Zelf Hussain, retail restructuring partner at PwC, said:
“Government roadmaps across various parts of the UK are set to reactivate the high street. But it's going to look very different post- Covid as businesses will have to weather the twin impacts of permanently changed shopping and working environments.
“Companies must also run the gauntlet of rent payments and the eventual return of landlord enforcement powers and creditor winding up orders - all whilst trying to bankroll the costs of reopening, general operations, dealing with different regional rules and maximising revenues in what is set to be a fiercely competitive market.
“So although we are upbeat about a bounce back for the high street we will also see restructurings on the rise as companies look for sustainable solutions; PwC tracked 29 major CVA launches in the retail consumer hospitality and leisure sectors in H2 2020 alone vs 4 in H2 2019. More will follow in 2021 - alongside new tools such as the Restructuring Plan- as U.K. businesses simply aim to survive before they can flourish.”

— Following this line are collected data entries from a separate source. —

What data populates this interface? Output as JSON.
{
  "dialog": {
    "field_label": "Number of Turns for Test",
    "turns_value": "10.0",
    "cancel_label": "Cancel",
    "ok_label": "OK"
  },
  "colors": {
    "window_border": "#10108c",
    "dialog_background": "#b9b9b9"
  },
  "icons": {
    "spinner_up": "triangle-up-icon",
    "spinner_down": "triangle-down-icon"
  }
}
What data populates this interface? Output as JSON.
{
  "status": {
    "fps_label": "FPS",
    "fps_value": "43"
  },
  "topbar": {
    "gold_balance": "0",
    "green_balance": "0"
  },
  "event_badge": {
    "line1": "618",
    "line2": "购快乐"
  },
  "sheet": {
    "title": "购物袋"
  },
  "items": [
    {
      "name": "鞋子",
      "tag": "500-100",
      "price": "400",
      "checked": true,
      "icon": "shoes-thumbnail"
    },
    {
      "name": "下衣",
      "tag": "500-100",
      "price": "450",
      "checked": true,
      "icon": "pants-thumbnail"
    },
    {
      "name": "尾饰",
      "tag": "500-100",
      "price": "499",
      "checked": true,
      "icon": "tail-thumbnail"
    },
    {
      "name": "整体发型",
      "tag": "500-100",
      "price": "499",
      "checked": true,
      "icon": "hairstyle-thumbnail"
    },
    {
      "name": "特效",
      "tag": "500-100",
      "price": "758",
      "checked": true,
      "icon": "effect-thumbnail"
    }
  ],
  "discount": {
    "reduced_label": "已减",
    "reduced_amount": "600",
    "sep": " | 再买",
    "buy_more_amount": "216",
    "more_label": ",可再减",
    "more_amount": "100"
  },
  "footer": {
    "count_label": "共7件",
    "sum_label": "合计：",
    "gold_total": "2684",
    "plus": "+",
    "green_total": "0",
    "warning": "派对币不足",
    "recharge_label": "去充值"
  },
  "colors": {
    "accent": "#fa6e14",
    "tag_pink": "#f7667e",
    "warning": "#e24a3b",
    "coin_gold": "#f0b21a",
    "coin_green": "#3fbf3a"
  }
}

Lucy Stainton, Head of Retail and Strategic Partnerships at The Local Data Company said;
“2020 has been an undeniably challenging and transformative year for the physical retail and leisure landscape and the acceleration of chain store closures seen in our latest research is unlikely to surprise many.
“With the restrictions in place during each of the three national lockdowns, only c.17% of the market was classed as ‘essential’ and thereby permitted to trade. However, the damage to footfall in some city centre locations and particularly in London meant that a number of chains opted to temporarily shutter their stores irrespective of their ‘essential’ status. The question now becomes – have we seen the worst of the damage? These numbers only include store closures we know to be permanent and when government support schemes end, we expect a further increase in store closures before the picture starts to improve.
“Looking at where this opening and closure activity has predominated really tells the story of changing consumer preferences and shifting demand. On the whole, flagship city centre high streets and shopping centres saw a greater decline in chain stores versus more local markets and retail parks which proved to be more convenient and perceptibly safer. With this in mind we absolutely believe that after the short-term shake-out, there will be huge opportunity for acquisitive brands who are either looking to launch in different types of locations with new concepts or, take advantage of newly available space in their core markets.”
Notes to editors
About the research:
The Local Data Company tracked 208,057 outlets operated by multiple operators across Great Britain, between 1 January and 31 December 2020.
Multiples are retailers that have more than 5 or more outlets nationally.
Net change is openings minus closures. The percentage change is derived from the net change figure relative to the total number of live multiple businesses.
The analysis is derived from The Local Data Company visiting 3,496 high streets, shopping centres and retail parks across Great Britain. Each premises was visited and its occupancy status recorded as occupied, vacant or demolished. Vacant units are those units, which did not possess a trading business at that location on the day visited.
For the purposes of this research, premises that were temporarily closed when visited were considered to be still occupied and have not been included in the closures numbers. It is likely that a number of these premises may not open and will be included as closures in future research.